I felt that I was free! The Ocean spray
Quivered beneath my feet, the broad Heaven shone
Around, and in my hair the winds did play
Lingering as they pursued their unimpeded way.
XL
‘My spirit moved upon the sea like wind
Which round some thymy cape will lag and hover,
Though it can wake the still cloud, and unbind
The strength of tempest. Day was almost over,
When through the fading light I could discover
A ship approaching — its white sails were fed
With the north wind — its moving shade did cover
The twilight deep; the mariners in dread
Cast anchor when they saw new rocks around them spread.
XLI
‘And when they saw one sitting on a crag,
They sent a boat to me; the sailors rowed
In awe through many a new and fearful jag
Of overhanging rock, through which there flowed
The foam of streams that cannot make abode.
They came and questioned me, but when they heard
My voice, they became silent, and they stood
And moved as men in whom new love had stirred
Deep thoughts; so to the ship we passed without a word.
REVOLT OF ISLAM: Canto Eighth
I
‘I SATE beside the steersman then, and gazing
Upon the west cried, “Spread the sails! behold!
The sinking moon is like a watch-tower blazing
Over the mountains yet; the City of Gold
Yon Cape alone does from the sight withhold;
The stre
am is fleet — the north breathes steadily
Beneath the stars; they tremble with the cold!
Ye cannot rest upon the dreary sea! —
Haste, haste to the warm home of happier destiny!”
II
‘The Mariners obeyed; the Captain stood
Aloof, and whispering to the Pilot said,
“Alas, alas! I fear we are pursued
By wicked ghosts; a Phantom of the Dead,
The night before we sailed, came to my bed
In dream, like that!” The Pilot then replied,
“It cannot be — she is a human maid —
Her low voice makes you weep — she is some bride,
Or daughter of high birth — she can be nought beside.”
III
‘We passed the islets, borne by wind and stream,
And as we sailed the Mariners came near
And thronged around to listen; in the gleam
Of the pale moon I stood, as one whom fear
May not attaint, and my calm voice did rear:
“Ye are all human — yon broad moon gives light
To millions who the self-same likeness wear,
Even while I speak — beneath this very night,
Their thoughts flow on like ours, in sadness or delight.
IV
‘“What dream ye?

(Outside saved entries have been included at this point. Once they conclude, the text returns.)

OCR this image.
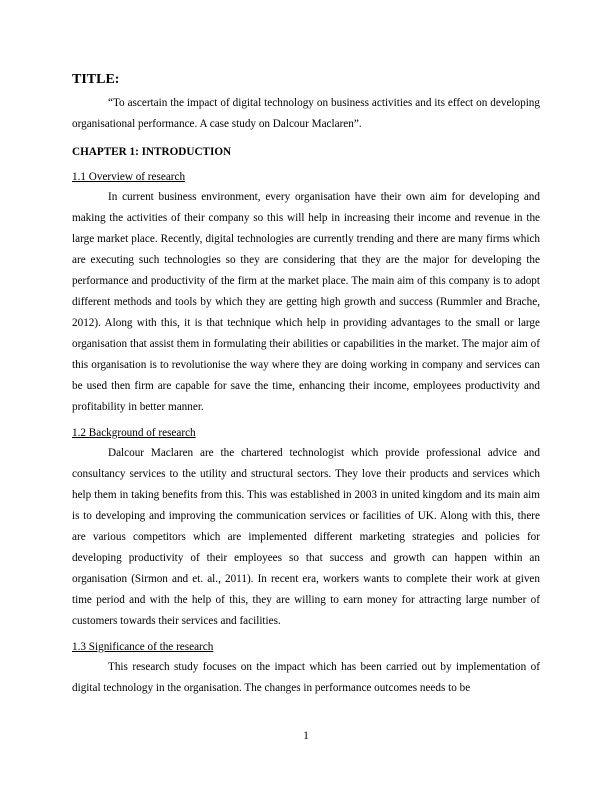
TITLE:

“To ascertain the impact of digital technology on business activities and its effect on developing organisational performance. A case study on Dalcour Maclaren”.

CHAPTER 1: INTRODUCTION
1.1 Overview of research

In current business environment, every organisation have their own aim for developing and making the activities of their company so this will help in increasing their income and revenue in the large market place. Recently, digital technologies are currently trending and there are many firms which are executing such technologies so they are considering that they are the major for developing the performance and productivity of the firm at the market place. The main aim of this company is to adopt different methods and tools by which they are getting high growth and success (Rummler and Brache, 2012). Along with this, it is that technique which help in providing advantages to the small or large organisation that assist them in formulating their abilities or capabilities in the market. The major aim of this organisation is to revolutionise the way where they are doing working in company and services can be used then firm are capable for save the time, enhancing their income, employees productivity and profitability in better manner.

1.2 Background of research

Dalcour Maclaren are the chartered technologist which provide professional advice and consultancy services to the utility and structural sectors. They love their products and services which help them in taking benefits from this. This was established in 2003 in united kingdom and its main aim is to developing and improving the communication services or facilities of UK. Along with this, there are various competitors which are implemented different marketing strategies and policies for developing productivity of their employees so that success and growth can happen within an organisation (Sirmon and et. al., 2011). In recent era, workers wants to complete their work at given time period and with the help of this, they are willing to earn money for attracting large number of customers towards their services and facilities.

1.3 Significance of the research

This research study focuses on the impact which has been carried out by implementation of digital technology in the organisation. The changes in performance outcomes needs to be

1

Your own hands have built an home
Even for yourselves on a belovèd shore;
For some, fond eyes are pining till they come —
How they will greet him when his toils are o’er,
And laughing babes rush from the well-known door!

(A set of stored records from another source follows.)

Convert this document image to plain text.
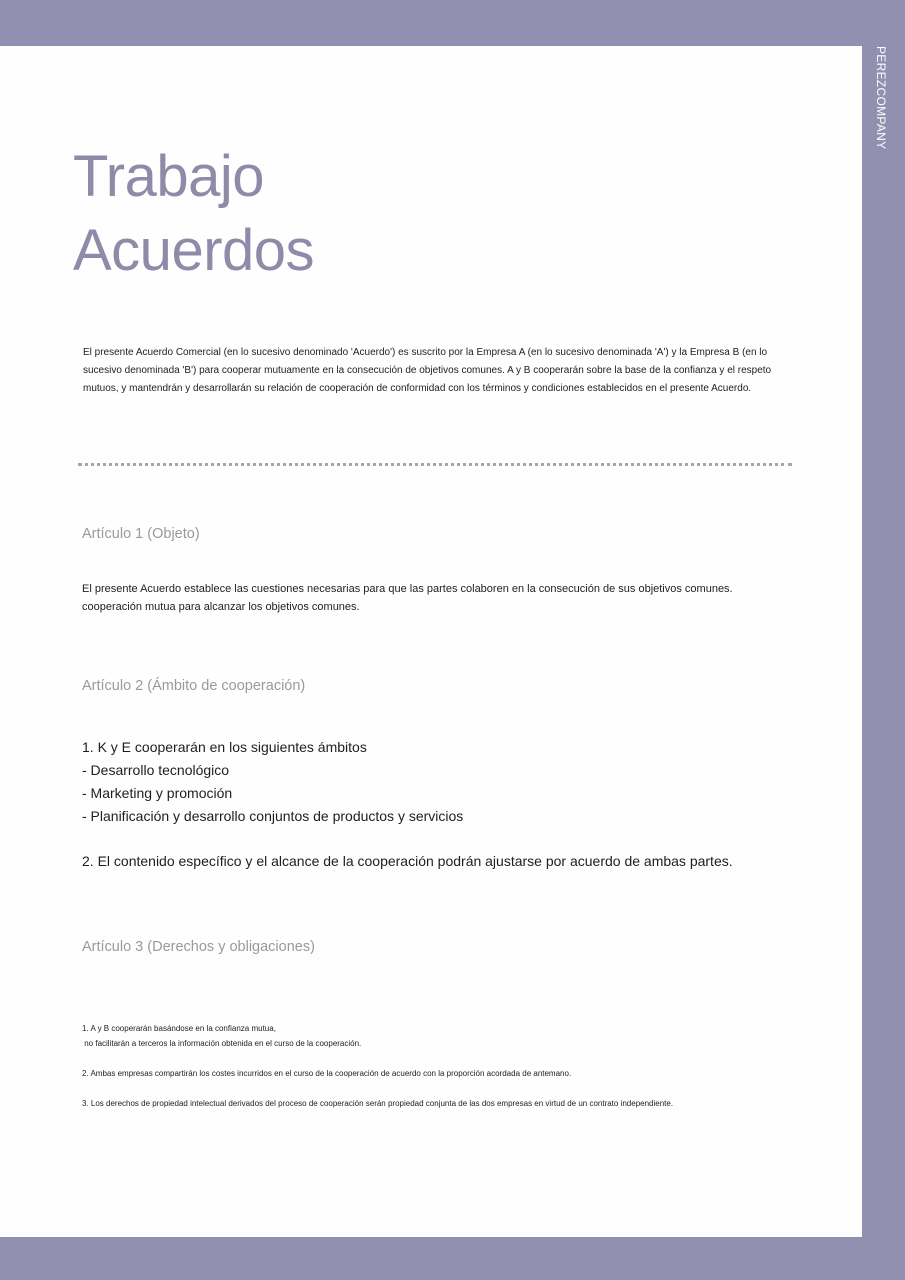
PEREZCOMPANY
Trabajo
Acuerdos

El presente Acuerdo Comercial (en lo sucesivo denominado 'Acuerdo') es suscrito por la Empresa A (en lo sucesivo denominada 'A') y la Empresa B (en lo sucesivo denominada 'B') para cooperar mutuamente en la consecución de objetivos comunes. A y B cooperarán sobre la base de la confianza y el respeto mutuos, y mantendrán y desarrollarán su relación de cooperación de conformidad con los términos y condiciones establecidos en el presente Acuerdo.

Artículo 1 (Objeto)

El presente Acuerdo establece las cuestiones necesarias para que las partes colaboren en la consecución de sus objetivos comunes.
cooperación mutua para alcanzar los objetivos comunes.

Artículo 2 (Ámbito de cooperación)
1. K y E cooperarán en los siguientes ámbitos
- Desarrollo tecnológico
- Marketing y promoción
- Planificación y desarrollo conjuntos de productos y servicios

2. El contenido específico y el alcance de la cooperación podrán ajustarse por acuerdo de ambas partes.

Artículo 3 (Derechos y obligaciones)

1. A y B cooperarán basándose en la confianza mutua,
no facilitarán a terceros la información obtenida en el curso de la cooperación.

2. Ambas empresas compartirán los costes incurridos en el curso de la cooperación de acuerdo con la proporción acordada de antemano.

3. Los derechos de propiedad intelectual derivados del proceso de cooperación serán propiedad conjunta de las dos empresas en virtud de un contrato independiente.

Is this your care? ye toil for your own good —
Ye feel and think — has some immortal power
Such purposes? or in a human mood
Dream ye some Power thus builds for man in solitude?
V
‘“What is that Power? Ye mock yourselves, and give
A human heart to what ye cannot know:
As if the cause of life could think and live!
‘T were as if man’s own works should feel, and show
The hopes and fears and thoughts from which they flow,
And he be like to them. Lo! Plague is free
To waste, Blight, Poison, Earthquake, Hail, and Snow,
Disease, and Want, and worse Necessity
Of hate and ill, and Pride, and Fear, and Tyranny.
VI
‘“What is that Power? Some moonstruck sophist stood,
Watching the shade from his own soul upthrown
Fill Heaven and darken Earth, and in such mood
The Form he saw and worshipped was his own,
His likeness in the world’s vast mirror shown;
And ‘t were an innocent dream, but that a faith
Nursed by fear’s dew of poison grows thereon,
And that men say that Power has chosen Death
On all who scorn its laws to wreak immortal wrath.